À travers les montagnes de l'Ouest américain, des gravures cachées sur les troncs des trembles témoignent des histoires des bergers basques qui les ont laissées en traversant ces régions avec leurs troupeaux. Un projet vise à enregistrer et protéger ces témoignages culturels uniques, révélant les émotions et les histoires des immigrants basques des États-Unis.

Enlace: GEO

Mathilde Ragot. La sierra Nevada, la chaîne Ruby, le chaînon Sawtooth… Ces trois chaînes de montagnes de l'ouest des États-Unis ont un point commun.
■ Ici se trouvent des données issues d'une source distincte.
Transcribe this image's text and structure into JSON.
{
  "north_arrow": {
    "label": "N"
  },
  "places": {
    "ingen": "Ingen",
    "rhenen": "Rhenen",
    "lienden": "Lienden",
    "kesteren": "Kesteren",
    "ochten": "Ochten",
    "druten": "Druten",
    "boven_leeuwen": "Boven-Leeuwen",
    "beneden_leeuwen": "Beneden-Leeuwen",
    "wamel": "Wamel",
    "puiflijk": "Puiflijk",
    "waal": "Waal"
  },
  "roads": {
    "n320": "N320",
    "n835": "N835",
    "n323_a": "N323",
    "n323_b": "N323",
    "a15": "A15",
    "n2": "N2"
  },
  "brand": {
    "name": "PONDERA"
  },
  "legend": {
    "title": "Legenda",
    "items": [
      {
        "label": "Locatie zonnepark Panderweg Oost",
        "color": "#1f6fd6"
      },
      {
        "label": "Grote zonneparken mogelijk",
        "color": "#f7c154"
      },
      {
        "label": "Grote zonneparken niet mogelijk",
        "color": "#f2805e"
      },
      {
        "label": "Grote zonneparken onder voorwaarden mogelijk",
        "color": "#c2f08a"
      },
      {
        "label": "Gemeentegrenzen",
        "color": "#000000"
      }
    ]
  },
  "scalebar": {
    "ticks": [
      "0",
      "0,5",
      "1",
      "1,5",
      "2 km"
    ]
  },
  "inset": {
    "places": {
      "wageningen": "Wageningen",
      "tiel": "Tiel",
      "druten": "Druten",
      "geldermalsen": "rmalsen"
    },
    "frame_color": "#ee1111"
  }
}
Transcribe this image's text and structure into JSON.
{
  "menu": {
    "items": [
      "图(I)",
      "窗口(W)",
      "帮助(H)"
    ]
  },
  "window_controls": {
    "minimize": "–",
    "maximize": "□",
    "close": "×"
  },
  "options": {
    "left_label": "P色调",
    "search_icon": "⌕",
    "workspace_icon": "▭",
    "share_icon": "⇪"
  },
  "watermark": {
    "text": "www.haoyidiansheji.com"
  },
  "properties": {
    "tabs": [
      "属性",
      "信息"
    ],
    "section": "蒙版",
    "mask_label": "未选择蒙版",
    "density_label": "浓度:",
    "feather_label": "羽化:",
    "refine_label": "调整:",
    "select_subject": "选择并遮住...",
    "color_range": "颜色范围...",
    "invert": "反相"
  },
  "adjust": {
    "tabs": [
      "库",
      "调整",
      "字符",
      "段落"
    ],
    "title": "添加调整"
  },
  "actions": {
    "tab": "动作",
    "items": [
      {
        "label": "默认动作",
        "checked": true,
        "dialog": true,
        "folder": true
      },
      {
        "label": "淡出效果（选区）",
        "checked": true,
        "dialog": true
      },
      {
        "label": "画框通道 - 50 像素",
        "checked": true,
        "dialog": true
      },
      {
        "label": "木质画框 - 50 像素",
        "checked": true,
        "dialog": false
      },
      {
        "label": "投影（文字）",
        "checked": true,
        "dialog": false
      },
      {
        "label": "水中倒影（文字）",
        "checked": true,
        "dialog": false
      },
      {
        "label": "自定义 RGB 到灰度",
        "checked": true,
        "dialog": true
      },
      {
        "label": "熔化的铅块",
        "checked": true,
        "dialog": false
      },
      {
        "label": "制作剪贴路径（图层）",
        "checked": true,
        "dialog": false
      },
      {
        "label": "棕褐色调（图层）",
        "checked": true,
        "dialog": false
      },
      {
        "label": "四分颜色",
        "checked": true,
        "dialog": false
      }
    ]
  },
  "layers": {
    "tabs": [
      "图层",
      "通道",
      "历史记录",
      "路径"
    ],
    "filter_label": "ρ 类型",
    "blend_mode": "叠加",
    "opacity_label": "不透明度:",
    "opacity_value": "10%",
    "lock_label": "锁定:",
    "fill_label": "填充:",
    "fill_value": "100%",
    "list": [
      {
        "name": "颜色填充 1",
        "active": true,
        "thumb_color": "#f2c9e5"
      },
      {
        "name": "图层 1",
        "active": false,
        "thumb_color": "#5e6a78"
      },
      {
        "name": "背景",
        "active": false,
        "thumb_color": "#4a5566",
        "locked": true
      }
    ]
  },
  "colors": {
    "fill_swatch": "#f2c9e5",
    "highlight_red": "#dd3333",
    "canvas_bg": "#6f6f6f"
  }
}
Sur les troncs d'arbre de leurs paysages ont été retrouvées des gravures, autrefois inscrites par des bergers basques. Appâtés par la ruée vers l'or des années 1840, ces hommes ont quitté leur territoire du nord de l’Espagne et sud-ouest de la France pour les régions aurifères des Amériques, en quête de richesses.

Environ 25 000 de ces arborglyphes – lertxun-marrak en basque – des écritures comme des dessins, ont été identifiés au fil du temps… et il pourrait en exister bien plus, dissimulés dans les forêts. Plusieurs institutions académiques et musées visent à les documenter et à les préserver. Car avec le vieillissement des arbres, les pratiques de pâturage, les incendies et plus généralement le changement climatique, ces curiosités historiques se voient menacées, alertent les membres du projet dans un article de The Conversation du 20 juin 2024.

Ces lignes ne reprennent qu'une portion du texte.